Neuromelanin-sensitive MRI has been proposed as a biomarker of Parkinson's disease pathology. However, the biological and physical origins of this contrast are debated. A recent rodent model of controlled neuromelanin accumulation in the substantia nigra has been developed and recapitulates several features of Parkinson's disease. In this work, we first combined neuromelanin-sensitive-MRI and histology to study neuromelanin accumulation and neurodegeneration in a humanized rat model of Parkinson's disease. Neuromelanin-sensitive-MRI signal changes were biphasic with an initial increase due to the accumulation of neuromelanin in dopaminergic neurons, followed signal decrease due to neurodegeneration. In healthy subjects and patients with isolated rapid eye movement sleep behaviour disorder, neuromelanin-sensitive-MRI signal increased initially and then decreased similarly as in rodents after reaching a similar maximum signal intensity in both groups. In early Parkinson's disease and converted isolated rapid eye movement sleep behaviour disorder patients, neuromelanin-sensitive-MRI signal drop was greater than in healthy individuals.
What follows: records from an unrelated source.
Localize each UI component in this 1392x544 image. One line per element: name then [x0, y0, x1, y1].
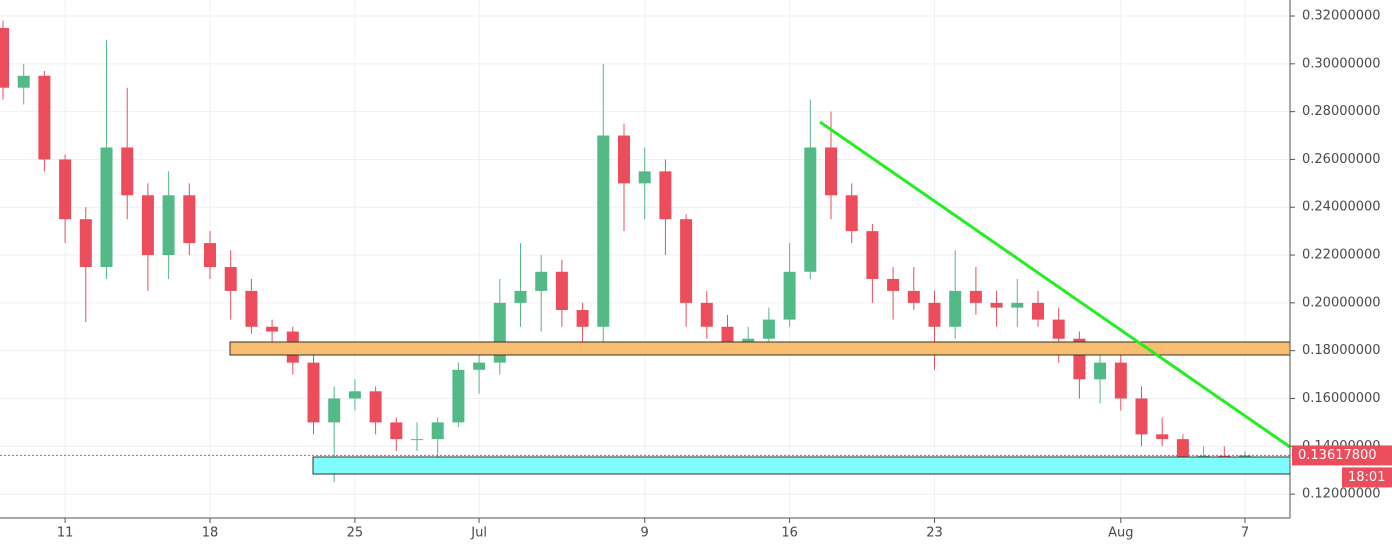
candle-body: [0, 27, 9, 88]
candle-body: [783, 271, 796, 320]
x-tick-label: 18: [202, 526, 219, 541]
candle-body: [162, 195, 175, 256]
candle-body: [949, 290, 962, 327]
candle-body: [618, 135, 630, 184]
candle-body: [473, 362, 486, 370]
y-tick-label: 0.20000000: [1302, 295, 1381, 310]
candle-body: [597, 135, 610, 327]
y-tick-label: 0.16000000: [1302, 391, 1381, 406]
candle-body: [431, 422, 444, 440]
candle-body: [514, 290, 527, 303]
candle-body: [825, 147, 837, 196]
countdown-box: [1342, 467, 1392, 488]
candle-body: [183, 195, 196, 244]
last-price-label: 0.13617800: [1298, 448, 1377, 463]
candle-body: [411, 439, 423, 441]
candle-body: [369, 391, 382, 423]
candle-body: [866, 231, 879, 279]
candle-body: [1156, 434, 1169, 440]
candle-body: [1135, 398, 1148, 435]
candle-body: [721, 326, 734, 344]
candle-body: [245, 290, 258, 327]
y-tick-label: 0.28000000: [1302, 104, 1381, 119]
y-tick-label: 0.22000000: [1302, 248, 1381, 263]
candle-body: [762, 319, 775, 339]
y-tick-label: 0.26000000: [1302, 152, 1381, 167]
candle-body: [121, 147, 134, 196]
candle-body: [141, 195, 154, 256]
support-zone: [312, 456, 1291, 475]
candle-body: [224, 267, 237, 291]
candle-body: [700, 302, 713, 327]
candle-body: [969, 290, 982, 303]
candle-body: [348, 391, 361, 399]
x-tick-label: 16: [781, 526, 798, 541]
candle-body: [59, 159, 72, 220]
resistance-zone: [229, 341, 1291, 356]
candle-body: [907, 290, 920, 303]
y-tick-label: 0.30000000: [1302, 56, 1381, 71]
candle-body: [742, 338, 755, 344]
candle-body: [576, 310, 589, 327]
candle-body: [328, 398, 341, 423]
candle-body: [659, 171, 672, 220]
candle-body: [79, 219, 92, 268]
x-tick-label: 11: [57, 526, 74, 541]
x-tick-label: 25: [347, 526, 364, 541]
candle-body: [307, 362, 320, 423]
candle-body: [804, 147, 817, 272]
candle-body: [887, 278, 900, 291]
x-tick-label: 9: [641, 526, 649, 541]
trend-line: [819, 120, 1291, 449]
candle-body: [638, 171, 651, 184]
countdown-label: 18:01: [1348, 470, 1385, 485]
candles: [0, 20, 1290, 483]
x-tick-label: 7: [1241, 526, 1249, 541]
candle-body: [928, 302, 941, 327]
candle-body: [990, 302, 1003, 308]
candle-body: [1114, 362, 1127, 399]
candle-body: [38, 75, 51, 160]
last-price-box: [1292, 445, 1392, 466]
candle-body: [17, 75, 30, 88]
candle-body: [452, 369, 465, 423]
candle-body: [1052, 319, 1065, 339]
y-tick-label: 0.12000000: [1302, 487, 1381, 502]
y-tick-label: 0.24000000: [1302, 200, 1381, 215]
x-tick-label: Jul: [470, 526, 487, 541]
candle-body: [680, 219, 693, 303]
y-tick-label: 0.18000000: [1302, 343, 1381, 358]
candle-body: [535, 271, 548, 291]
axes: 0.120000000.140000000.160000000.18000000…: [57, 9, 1392, 541]
y-tick-label: 0.32000000: [1302, 9, 1381, 24]
candle-body: [1176, 439, 1189, 459]
candle-body: [845, 195, 858, 232]
candle-body: [100, 147, 113, 268]
x-tick-label: Aug: [1108, 526, 1133, 541]
x-tick-label: 23: [926, 526, 943, 541]
grid: [0, 0, 1290, 518]
candle-body: [266, 326, 279, 332]
candle-body: [1032, 302, 1044, 320]
candle-body: [390, 422, 403, 440]
candle-body: [1011, 302, 1024, 308]
candle-body: [204, 243, 216, 268]
candle-body: [555, 271, 568, 311]
candle-body: [1094, 362, 1107, 380]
Results in animals and humans show that neuromelanin-sensitive-MRI is a marker of the intracellular neuromelanin accumulation and then of neuronal degeneration and originates mainly from T₁ reduction effect of neuromelanin.
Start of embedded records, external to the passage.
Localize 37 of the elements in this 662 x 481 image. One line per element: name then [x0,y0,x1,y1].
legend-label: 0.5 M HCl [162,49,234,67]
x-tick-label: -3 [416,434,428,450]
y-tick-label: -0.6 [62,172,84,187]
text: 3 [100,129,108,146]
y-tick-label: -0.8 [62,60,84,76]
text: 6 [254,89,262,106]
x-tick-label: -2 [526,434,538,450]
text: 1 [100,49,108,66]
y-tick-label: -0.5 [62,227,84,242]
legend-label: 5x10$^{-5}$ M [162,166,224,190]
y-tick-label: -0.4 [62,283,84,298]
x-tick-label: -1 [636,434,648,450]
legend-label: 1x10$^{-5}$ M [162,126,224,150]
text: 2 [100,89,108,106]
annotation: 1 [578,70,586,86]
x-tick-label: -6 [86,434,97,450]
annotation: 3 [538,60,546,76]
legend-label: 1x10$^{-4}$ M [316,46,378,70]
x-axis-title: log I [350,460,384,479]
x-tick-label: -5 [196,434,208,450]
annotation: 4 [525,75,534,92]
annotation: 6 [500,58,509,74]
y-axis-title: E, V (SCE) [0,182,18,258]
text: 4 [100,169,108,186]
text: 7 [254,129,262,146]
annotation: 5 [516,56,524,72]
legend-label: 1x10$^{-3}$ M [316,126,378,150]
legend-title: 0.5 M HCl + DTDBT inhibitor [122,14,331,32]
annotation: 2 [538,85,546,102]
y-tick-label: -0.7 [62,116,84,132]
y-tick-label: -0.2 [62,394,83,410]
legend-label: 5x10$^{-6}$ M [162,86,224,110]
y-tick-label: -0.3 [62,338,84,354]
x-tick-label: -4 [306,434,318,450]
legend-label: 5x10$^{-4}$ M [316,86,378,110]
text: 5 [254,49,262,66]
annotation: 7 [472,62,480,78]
Keywords: Parkinson’s disease.

© The Author(s) 2025. Published by Oxford University Press on behalf of the Guarantors of Brain.
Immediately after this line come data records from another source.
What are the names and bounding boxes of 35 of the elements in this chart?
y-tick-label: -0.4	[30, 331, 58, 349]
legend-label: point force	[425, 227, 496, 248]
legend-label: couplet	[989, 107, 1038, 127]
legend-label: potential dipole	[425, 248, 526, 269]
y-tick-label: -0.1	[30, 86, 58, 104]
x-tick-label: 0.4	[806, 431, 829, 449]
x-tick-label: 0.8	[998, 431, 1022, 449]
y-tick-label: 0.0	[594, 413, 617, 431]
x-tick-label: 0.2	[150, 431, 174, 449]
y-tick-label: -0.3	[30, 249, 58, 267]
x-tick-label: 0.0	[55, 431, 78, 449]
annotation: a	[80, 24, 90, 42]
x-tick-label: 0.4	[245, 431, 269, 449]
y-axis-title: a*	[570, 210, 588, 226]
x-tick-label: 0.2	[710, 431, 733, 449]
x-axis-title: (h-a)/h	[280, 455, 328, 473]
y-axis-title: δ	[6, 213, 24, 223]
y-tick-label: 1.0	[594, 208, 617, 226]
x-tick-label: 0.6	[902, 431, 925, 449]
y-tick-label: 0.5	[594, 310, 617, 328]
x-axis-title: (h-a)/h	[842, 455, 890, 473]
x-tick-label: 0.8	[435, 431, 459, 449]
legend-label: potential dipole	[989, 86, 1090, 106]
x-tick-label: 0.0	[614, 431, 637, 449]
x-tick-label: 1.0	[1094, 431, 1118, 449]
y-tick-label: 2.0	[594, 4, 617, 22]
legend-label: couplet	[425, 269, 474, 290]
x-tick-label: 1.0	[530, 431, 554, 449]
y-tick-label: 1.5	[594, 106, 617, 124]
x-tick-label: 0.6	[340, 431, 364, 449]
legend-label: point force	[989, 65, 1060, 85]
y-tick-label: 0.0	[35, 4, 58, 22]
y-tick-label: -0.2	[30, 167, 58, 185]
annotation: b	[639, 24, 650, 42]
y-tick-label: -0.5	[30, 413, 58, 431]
神经黑素敏感性MRI被提议作为帕金森病病理学的生物标志物。然而，这种对比的生物学和物理起源仍存在争议。最近开发了一种受控神经黑素积累的小鼠模型，并且该模型再现了帕金森病的一些特征。在这项研究中，我们首先结合使用了神经黑素敏感性MRI和组织学技术来研究人类化大鼠帕金森病模型中的神经黑素积累和神经退行性疾病。神经黑素敏感性MRI信号变化呈双相模式，在早期由于多巴胺能神经元中神经黑素的累积导致信号增加，随后因神经退变而出现信号减少。在健康受试者及具有孤立快速眼动睡眠行为障碍的患者中，神经黑素敏感性MRI信号最初会增加然后和啮齿动物模型类似地降低，在两组达到峰值强度相似后情况一致。早期帕金森病患者以及转为孤立快速眼动睡眠行为障碍患者的神经黑素敏感性MRI信号下降幅度大于健康个体。实验结果表明，神经黑素敏感性MRI是细胞内神经黑素累积及随后的神经元退变的重要标志，并且主要来源于神经黑素对T1减少效应的影响。

关键词：帕金森病

© The Author(s) 2025. Published by Oxford University Press on behalf of the Guarantors of Brain.